There’s alpha males and females, there’s ranking all down the line to the lowest.

Sometimes you move up when the older ones die, sometimes when you get strong enough to challenge them.

In the more complex social human structure, you have the added bonus of being able to create symbols, develop complex communication and more complex social rules.

Anyone breaking those rules faces death by banishment.

We as individuals benefit in the group standing by pulling the ones above us down below or out.

The idea of “Girls you marry and girls you have fun with” has little to do with men – there’s simply no benefit for men to women you can’t have fun with.

That rule and convention benefits women by tarnishing others and reducing the pool of women deemed marriageable.

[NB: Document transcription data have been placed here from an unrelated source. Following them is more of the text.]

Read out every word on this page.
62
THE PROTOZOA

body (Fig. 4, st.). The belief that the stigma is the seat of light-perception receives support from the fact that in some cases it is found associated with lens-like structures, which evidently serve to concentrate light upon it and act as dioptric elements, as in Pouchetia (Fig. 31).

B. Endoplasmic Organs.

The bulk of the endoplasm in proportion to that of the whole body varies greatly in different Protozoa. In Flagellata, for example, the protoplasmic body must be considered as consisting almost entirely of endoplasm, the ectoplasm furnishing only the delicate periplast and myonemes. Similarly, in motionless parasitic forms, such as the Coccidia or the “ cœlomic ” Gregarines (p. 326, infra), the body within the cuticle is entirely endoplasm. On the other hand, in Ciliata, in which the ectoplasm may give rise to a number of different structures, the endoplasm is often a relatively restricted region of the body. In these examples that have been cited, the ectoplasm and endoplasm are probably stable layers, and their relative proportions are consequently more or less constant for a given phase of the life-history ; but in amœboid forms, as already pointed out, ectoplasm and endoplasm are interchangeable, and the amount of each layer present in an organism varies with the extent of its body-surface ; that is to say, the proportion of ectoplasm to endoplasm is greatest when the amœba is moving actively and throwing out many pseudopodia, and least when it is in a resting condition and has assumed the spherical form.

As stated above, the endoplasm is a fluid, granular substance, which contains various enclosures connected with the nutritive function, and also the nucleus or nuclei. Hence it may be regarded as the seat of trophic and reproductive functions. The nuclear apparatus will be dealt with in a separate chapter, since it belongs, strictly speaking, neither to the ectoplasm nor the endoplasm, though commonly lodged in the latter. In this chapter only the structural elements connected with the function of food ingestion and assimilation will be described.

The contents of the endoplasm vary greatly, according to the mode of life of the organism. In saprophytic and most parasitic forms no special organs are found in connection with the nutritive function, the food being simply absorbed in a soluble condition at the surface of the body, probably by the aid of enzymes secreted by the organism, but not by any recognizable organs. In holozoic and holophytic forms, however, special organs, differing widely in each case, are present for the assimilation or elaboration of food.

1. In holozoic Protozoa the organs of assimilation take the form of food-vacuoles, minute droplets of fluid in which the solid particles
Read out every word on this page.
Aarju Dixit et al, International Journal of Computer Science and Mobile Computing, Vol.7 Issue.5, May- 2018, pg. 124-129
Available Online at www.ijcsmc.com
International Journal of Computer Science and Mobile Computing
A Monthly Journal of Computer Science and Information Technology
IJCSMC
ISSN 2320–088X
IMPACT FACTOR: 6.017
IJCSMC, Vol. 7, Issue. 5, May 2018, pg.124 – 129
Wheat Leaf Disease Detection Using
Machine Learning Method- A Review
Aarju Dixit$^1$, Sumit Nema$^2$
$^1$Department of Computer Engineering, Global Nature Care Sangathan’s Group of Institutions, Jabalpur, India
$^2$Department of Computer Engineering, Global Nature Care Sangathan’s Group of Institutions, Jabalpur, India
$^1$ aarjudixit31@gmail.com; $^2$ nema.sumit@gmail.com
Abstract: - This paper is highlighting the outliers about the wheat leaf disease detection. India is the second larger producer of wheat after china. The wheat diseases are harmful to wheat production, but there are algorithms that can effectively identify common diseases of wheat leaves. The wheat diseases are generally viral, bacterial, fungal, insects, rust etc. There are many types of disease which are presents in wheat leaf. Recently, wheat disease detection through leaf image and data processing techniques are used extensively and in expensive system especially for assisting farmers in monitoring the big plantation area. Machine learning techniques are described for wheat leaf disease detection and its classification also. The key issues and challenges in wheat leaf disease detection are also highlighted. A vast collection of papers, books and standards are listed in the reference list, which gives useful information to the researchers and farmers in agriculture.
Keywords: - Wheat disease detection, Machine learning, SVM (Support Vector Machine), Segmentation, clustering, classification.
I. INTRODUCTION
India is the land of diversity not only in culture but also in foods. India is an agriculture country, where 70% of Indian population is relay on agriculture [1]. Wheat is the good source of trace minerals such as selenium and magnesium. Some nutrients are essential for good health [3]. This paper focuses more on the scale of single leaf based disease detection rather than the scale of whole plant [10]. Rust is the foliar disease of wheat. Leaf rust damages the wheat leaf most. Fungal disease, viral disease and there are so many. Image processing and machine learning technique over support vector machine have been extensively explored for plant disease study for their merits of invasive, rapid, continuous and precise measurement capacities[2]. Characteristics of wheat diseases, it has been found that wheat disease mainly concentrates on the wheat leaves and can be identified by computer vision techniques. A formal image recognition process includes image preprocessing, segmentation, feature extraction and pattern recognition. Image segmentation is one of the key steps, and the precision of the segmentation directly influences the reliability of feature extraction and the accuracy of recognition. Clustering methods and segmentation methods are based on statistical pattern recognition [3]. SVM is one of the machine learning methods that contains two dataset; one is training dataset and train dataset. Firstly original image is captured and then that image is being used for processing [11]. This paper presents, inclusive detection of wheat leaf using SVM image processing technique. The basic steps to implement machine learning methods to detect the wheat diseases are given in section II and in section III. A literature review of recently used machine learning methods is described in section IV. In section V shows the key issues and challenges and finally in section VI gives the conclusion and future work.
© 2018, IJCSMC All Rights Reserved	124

A young male gorilla challenging the eldest male to a fight to the death for leadership of the group is far simpler than any gang of teenage girls in your modern high school.

This is why the religious right fight so hard against gays, single mothers and anyone they deem morally unfit – they are frustrated that they can’t banish people to their doom – so the most they can settle for is blocking abortion where possible and blocking rights advances – they don’t accept they have lost the ability to control others.